Interesting MV for Asahi’s Cafe Latte Water!
Check this music video out… it is so entertaining and full of character!
Straits Times covered Asahi Group in two separate articles:
- FairPrice to bring in more stocks of sold-out Japanese transparent milk tea.
- After clear milk tea, Asahi introduces transparent coffee in Japan.
Will their milk tea be a fad or something more permanent? Asahi is known for selling beverages that include soft drinks and alcohol. To add on, Asahi beer has #1 share in Japanese beer market… I went to take a quick look.
It seems like they have been expanding into overseas lately and it is showing up in their results for Q1 FY2018.
- Overseas sales are 36.2% of total revenue
- Core operating profit (overall) grew 60.5% QoQ while core operating profit (overseas) grew by 453.5%.
(latest share price of Asahi Group, screengrab from Google Finance)
Was it pure organic growth or through M&A? The answer is M&A… meaning there is a one-time jump in sales and revenues. The current CEO Naoki Izumiya is taking advantage of the low debt interest environment to pursue an aggressive M&A strategy. He acquired 12 businesses, some of them with the presence in Europe. At the same, he disposed off some unprofitable businesses to improve the overall profitability.

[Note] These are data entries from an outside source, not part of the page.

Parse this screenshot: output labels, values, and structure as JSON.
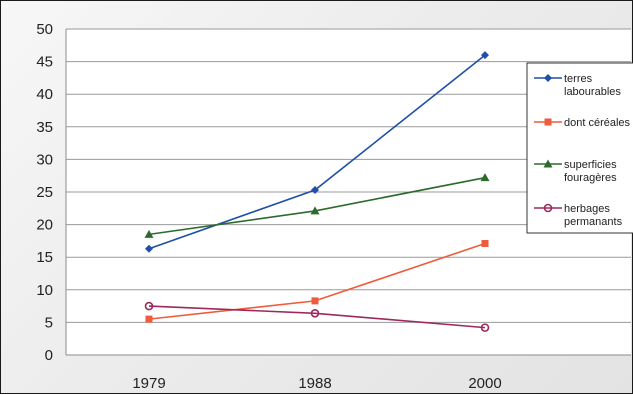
{
  "chart_data": {
    "type": "line",
    "title": "",
    "xlabel": "",
    "ylabel": "",
    "x": [
      "1979",
      "1988",
      "2000"
    ],
    "ylim": [
      0,
      50
    ],
    "yticks": [
      "0",
      "5",
      "10",
      "15",
      "20",
      "25",
      "30",
      "35",
      "40",
      "45",
      "50"
    ],
    "grid": true,
    "legend_position": "right",
    "series": [
      {
        "name": [
          "terres",
          "labourables"
        ],
        "values": [
          16.3,
          25.3,
          46
        ],
        "color": "#1f4fa8",
        "marker": "diamond"
      },
      {
        "name": [
          "dont céréales"
        ],
        "values": [
          5.5,
          8.3,
          17.1
        ],
        "color": "#ef5b3b",
        "marker": "square"
      },
      {
        "name": [
          "superficies",
          "fouragères"
        ],
        "values": [
          18.5,
          22.1,
          27.2
        ],
        "color": "#2d6b2d",
        "marker": "triangle"
      },
      {
        "name": [
          "herbages",
          "permanants"
        ],
        "values": [
          7.5,
          6.4,
          4.2
        ],
        "color": "#9b2a5e",
        "marker": "circle"
      }
    ]
  }
}
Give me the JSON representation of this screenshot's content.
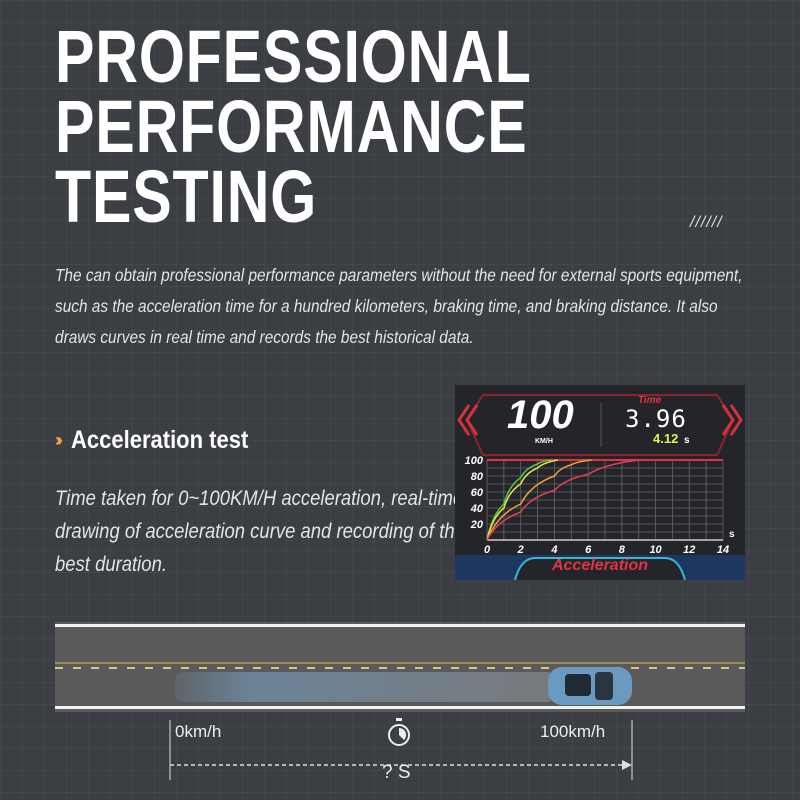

A quick look using Morningstar figures, while the gross profit margins came down, he was able to reduce Asahi’s SGA % even further. Therefore, the EBIT margin shot up.
Despite loading up so much debt (current net debt to equity at 103%), its ROE is approx. around 12% now. I did a very rough adjustment for one-off items. Given its size at $24b USD, 12% ROE is may not provide the compounding effect for a long-term multi-bagger result. Fundamentally, I also looked at its recent asset turnover (sales/total assets), it does seem that it is dropping as well. So my guess is overseas M&A financed by debt is pushing the earnings of the company.
Not sure how sustainable it is… I decided to give it a skip.